August 3rd, 2016

August 3rd, 2016


SHERMAN — Michael Luzi, owner of the Sherman IGA grocery store, has always liked the little guy. For decades he’s carried foods from small or local farms with no markup to get the word out, to get businesses started. On Saturday, he’s doing it again, but this time the little guy is a “little g.”

The Sherman IGA will host a tasting of “little g” ice cream Saturday, where the founder of the brand, 17-year-old Grace Connor, will be on hand scooping Triple Cookie Dough, Sea Salt Fudge Chunk and Strawberry Shortcake, among several other flavors.

The first delivery of 150 pints ice cream that Connor made in a rented commercial kitchen in Boston will be for sale Saturday. She’s been making the ice cream by hand and slinging it at Boston area markets for six months now. But she’s never worked with anyone like Luzi, she said.

“He’s amazing,” she said. “He’s been so supportive.”

While Connor’s ice cream, which she makes all by herself — by hand, from scratch, with her own recipes — is for sale at three Massachusetts markets, where it’s priced at $12, $13 and $14 a pint, it has yet to be for sale outside of her home state.

In Sherman, you’ll be able to get a pint of little g for $9.

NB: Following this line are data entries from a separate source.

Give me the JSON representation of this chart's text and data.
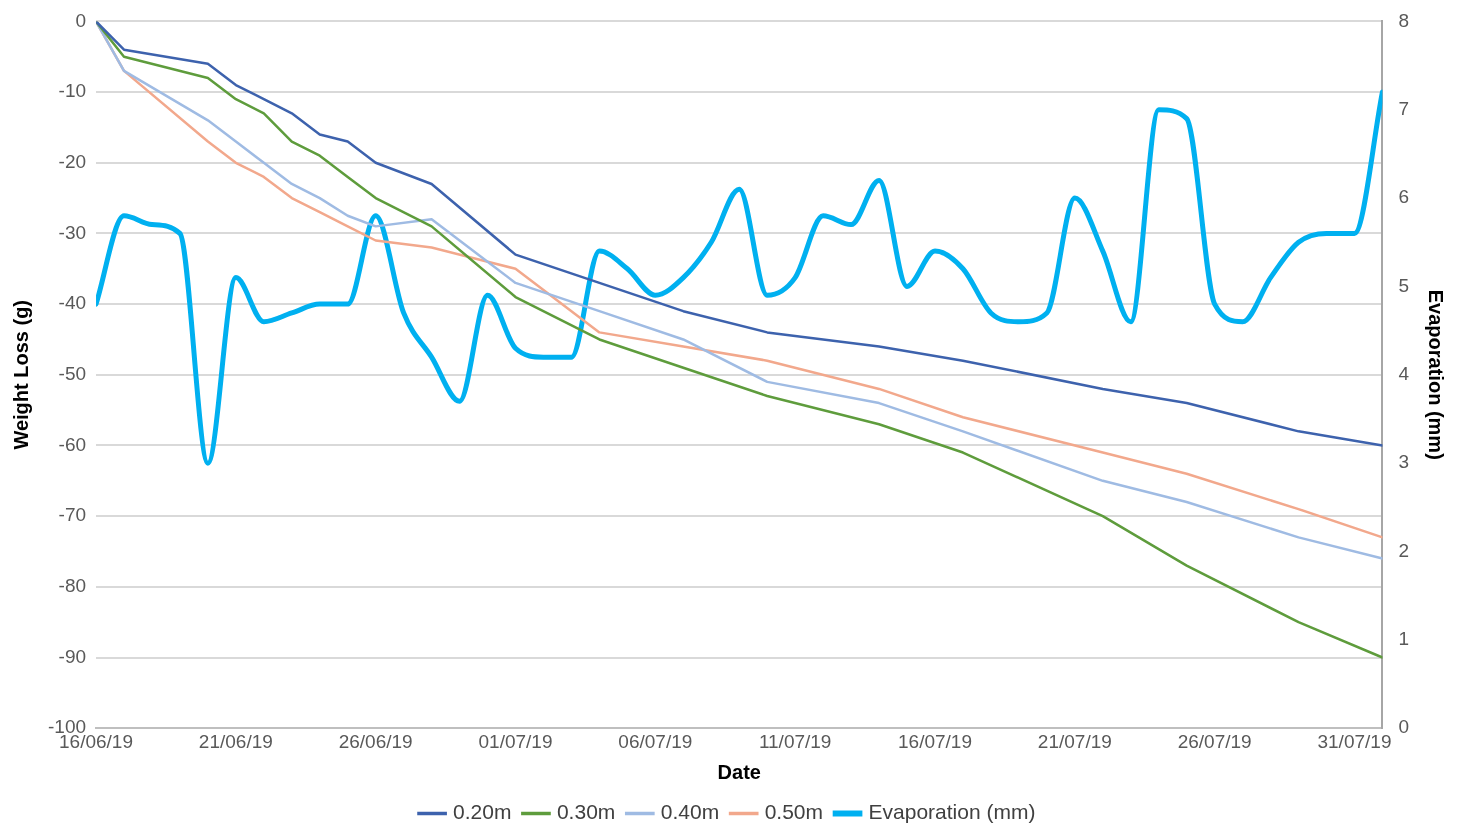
{
  "chart_data": {
    "type": "line",
    "xlabel": "Date",
    "ylabel": "Weight Loss (g)",
    "y2label": "Evaporation (mm)",
    "x": [
      "--06-16",
      "--06-17",
      "--06-20",
      "--06-21",
      "--06-22",
      "--06-23",
      "--06-24",
      "--06-25",
      "--06-26",
      "--06-28",
      "--07-01",
      "--07-04",
      "--07-07",
      "--07-10",
      "--07-14",
      "--07-17",
      "--07-22",
      "--07-25",
      "--07-29",
      "--08-01"
    ],
    "series": [
      {
        "name": "0.20m",
        "color": "#3d62ad",
        "values": [
          0,
          -4,
          -6,
          -9,
          -11,
          -13,
          -16,
          -17,
          -20,
          -23,
          -33,
          -37,
          -41,
          -44,
          -46,
          -48,
          -52,
          -54,
          -58,
          -60
        ]
      },
      {
        "name": "0.30m",
        "color": "#5e9c3c",
        "values": [
          0,
          -5,
          -8,
          -11,
          -13,
          -17,
          -19,
          -22,
          -25,
          -29,
          -39,
          -45,
          -49,
          -53,
          -57,
          -61,
          -70,
          -77,
          -85,
          -90
        ]
      },
      {
        "name": "0.40m",
        "color": "#9fbbe3",
        "values": [
          0,
          -7,
          -14,
          -17,
          -20,
          -23,
          -25,
          -27.5,
          -29,
          -28,
          -37,
          -41,
          -45,
          -51,
          -54,
          -58,
          -65,
          -68,
          -73,
          -76
        ]
      },
      {
        "name": "0.50m",
        "color": "#f2a88c",
        "values": [
          0,
          -7,
          -17,
          -20,
          -22,
          -25,
          -27,
          -29,
          -31,
          -32,
          -35,
          -44,
          -46,
          -48,
          -52,
          -56,
          -61,
          -64,
          -69,
          -73
        ]
      },
      {
        "name": "Evaporation (mm)",
        "color": "#00b0f0",
        "axis": "y2",
        "x": [
          "--06-16",
          "--06-17",
          "--06-18",
          "--06-19",
          "--06-20",
          "--06-21",
          "--06-22",
          "--06-23",
          "--06-24",
          "--06-25",
          "--06-26",
          "--06-27",
          "--06-28",
          "--06-29",
          "--06-30",
          "--07-01",
          "--07-02",
          "--07-03",
          "--07-04",
          "--07-05",
          "--07-06",
          "--07-07",
          "--07-08",
          "--07-09",
          "--07-10",
          "--07-11",
          "--07-12",
          "--07-13",
          "--07-14",
          "--07-15",
          "--07-16",
          "--07-17",
          "--07-18",
          "--07-19",
          "--07-20",
          "--07-21",
          "--07-22",
          "--07-23",
          "--07-24",
          "--07-25",
          "--07-26",
          "--07-27",
          "--07-28",
          "--07-29",
          "--07-30",
          "--07-31",
          "--08-01"
        ],
        "values": [
          4.8,
          5.8,
          5.7,
          5.6,
          3.0,
          5.1,
          4.6,
          4.7,
          4.8,
          4.8,
          5.8,
          4.7,
          4.2,
          3.7,
          4.9,
          4.3,
          4.2,
          4.2,
          5.4,
          5.2,
          4.9,
          5.1,
          5.5,
          6.1,
          4.9,
          5.1,
          5.8,
          5.7,
          6.2,
          5.0,
          5.4,
          5.2,
          4.7,
          4.6,
          4.7,
          6.0,
          5.4,
          4.6,
          7.0,
          6.9,
          4.8,
          4.6,
          5.1,
          5.5,
          5.6,
          5.6,
          7.2
        ]
      }
    ],
    "xlim": [
      "--06-16",
      "--08-01"
    ],
    "xticks": [
      {
        "value": "--06-16",
        "label": "16/06/19"
      },
      {
        "value": "--06-21",
        "label": "21/06/19"
      },
      {
        "value": "--06-26",
        "label": "26/06/19"
      },
      {
        "value": "--07-01",
        "label": "01/07/19"
      },
      {
        "value": "--07-06",
        "label": "06/07/19"
      },
      {
        "value": "--07-11",
        "label": "11/07/19"
      },
      {
        "value": "--07-16",
        "label": "16/07/19"
      },
      {
        "value": "--07-21",
        "label": "21/07/19"
      },
      {
        "value": "--07-26",
        "label": "26/07/19"
      },
      {
        "value": "--07-31",
        "label": "31/07/19"
      }
    ],
    "ylim": [
      -100,
      0
    ],
    "yticks": [
      -100,
      -90,
      -80,
      -70,
      -60,
      -50,
      -40,
      -30,
      -20,
      -10,
      0
    ],
    "y2lim": [
      0,
      8
    ],
    "y2ticks": [
      0,
      1,
      2,
      3,
      4,
      5,
      6,
      7,
      8
    ],
    "grid": "y",
    "legend": "bottom",
    "marker": "none",
    "line_style": "solid"
  }
}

“I feel like, as small businesses, we need to help each other,” Luzi said. “She’s the small guy trying to compete with the big guys.”

Connor’s business is very small; her market presence in Sherman will be her first outside of Massachusetts.

As Connor started her business, filed paperwork, and gathered licenses, her grandparents — who live in Sherman — kept talking about her.

“My grandparents like to talk about their grandchildren,” Connor said.

The minute Luzi heard about the hard-working teen, he wanted to get little g on his shelves, he said.

So starting Saturday, little g will be in its fourth store.

While other high schoolers are struggle to keep up with their school work, Connor gets hers done during the school day, so she can set up a shipping network to get her ice cream to more people, while she calls and emails stores to see if she can get on shelves.

Most of the work is office work, she said, adding that she spends weekends making ice cream.

While her dad helps deliver the ice cream, and sometimes family members help her clean up, Connor said little g is a business all her own.

“I top every pint myself,” she said.

And if you like what you taste at the Sherman IGA on Saturday from 10 a.m. to 3 p.m., you can pick up a pint — at wholesale price — at any time.